I need to preface my response by saying I’m not an airplane talker. I’m a conditional extrovert, meaning I’m only outgoing if I know you, and I’m in the mood. I don’t share the private details of my life with random moms at the park. If I’m getting a massage and the masseuse starts in with questions, I have no problem saying, “Let’s talk when the hour is up,” and then getting the hell out of there as quickly as possible, lest she take me up on the offer.
But in that moment, with the terms of my newly minted book deal clouding my judgement, I couldn’t help myself. “My dream just came true,” I blurted to the complete stranger about to fly me and six people I’ve never met to Virgin Gorda. I preceded to spend the next hour in the co-piolot seat blabbing about all the wishing and working and rejection that led to that moment. The pilot nodded and smiled the way I do at strangers who chose to over-share.

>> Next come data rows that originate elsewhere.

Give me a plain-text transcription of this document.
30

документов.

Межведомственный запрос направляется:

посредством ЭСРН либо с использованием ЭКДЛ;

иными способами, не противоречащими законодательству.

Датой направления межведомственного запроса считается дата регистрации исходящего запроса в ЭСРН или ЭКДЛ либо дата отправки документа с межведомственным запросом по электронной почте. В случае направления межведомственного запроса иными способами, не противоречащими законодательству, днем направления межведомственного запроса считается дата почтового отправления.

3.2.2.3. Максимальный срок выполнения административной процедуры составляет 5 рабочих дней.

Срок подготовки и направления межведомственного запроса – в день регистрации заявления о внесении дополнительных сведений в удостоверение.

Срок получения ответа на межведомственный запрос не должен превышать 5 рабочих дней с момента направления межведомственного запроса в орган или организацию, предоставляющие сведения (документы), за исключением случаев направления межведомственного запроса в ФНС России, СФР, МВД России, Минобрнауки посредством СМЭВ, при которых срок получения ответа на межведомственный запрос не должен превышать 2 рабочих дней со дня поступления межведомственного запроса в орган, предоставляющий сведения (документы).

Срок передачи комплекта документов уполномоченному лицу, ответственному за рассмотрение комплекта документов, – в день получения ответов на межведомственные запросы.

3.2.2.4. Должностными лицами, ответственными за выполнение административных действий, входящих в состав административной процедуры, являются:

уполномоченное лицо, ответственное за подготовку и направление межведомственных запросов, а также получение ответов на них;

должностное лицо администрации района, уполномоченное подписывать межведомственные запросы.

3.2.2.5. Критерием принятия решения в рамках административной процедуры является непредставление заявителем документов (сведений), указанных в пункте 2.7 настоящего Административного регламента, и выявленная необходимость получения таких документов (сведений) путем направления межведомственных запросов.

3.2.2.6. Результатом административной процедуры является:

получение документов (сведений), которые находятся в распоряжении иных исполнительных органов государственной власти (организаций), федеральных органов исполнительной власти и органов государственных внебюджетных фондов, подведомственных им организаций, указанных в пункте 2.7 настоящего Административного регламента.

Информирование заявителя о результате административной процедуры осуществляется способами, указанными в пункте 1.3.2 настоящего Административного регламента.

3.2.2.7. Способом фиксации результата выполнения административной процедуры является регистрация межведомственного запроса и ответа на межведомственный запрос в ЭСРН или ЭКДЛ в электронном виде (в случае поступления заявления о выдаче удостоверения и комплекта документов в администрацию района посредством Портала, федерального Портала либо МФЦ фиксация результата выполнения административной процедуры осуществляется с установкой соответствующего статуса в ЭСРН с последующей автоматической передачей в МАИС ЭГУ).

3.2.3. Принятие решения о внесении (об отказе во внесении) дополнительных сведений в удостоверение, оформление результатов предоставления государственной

When the plane began its descent it rolled with the wind, and for a moment I thought, “Well, shit, my dream came true and now I’m going to die in a plane crash before I even told my husband how the auction ended.” And then, because my writer mind often takes things a step too far, I thought, “But I bet it’ll sell a lot of copies with that sob story tied to it.”
The plane landed. Much to the relief of the pilot, my cousin was waiting to take the listening baton from the crazy-excited passenger (me).
That night, celebrating, I was asked for the first (but far from last) time when I LIKED MY LIFE would be on shelves. My family was shocked to learn it would take about a year.
It’s now been a year, but my book won’t be out for another ten months. It’s karmic payback for my lifelong chronic impatience. Whoever is in charge up there is having a ball sipping their evening bourbon while I stare at a calendar, willing it cruise along at a faster pace.
I know, I know, dream-come-true stories aren’t supposed to be easy or without hiccups. When my pub day finally comes along, I’ll know well enough what it’s worth and savor it.
*To the universe: This was a great lesson and I’m taking it seriously. No need to postpone the release of WHATEVER HAPPENED TO LUCY BISCARO? until 2020. Got it?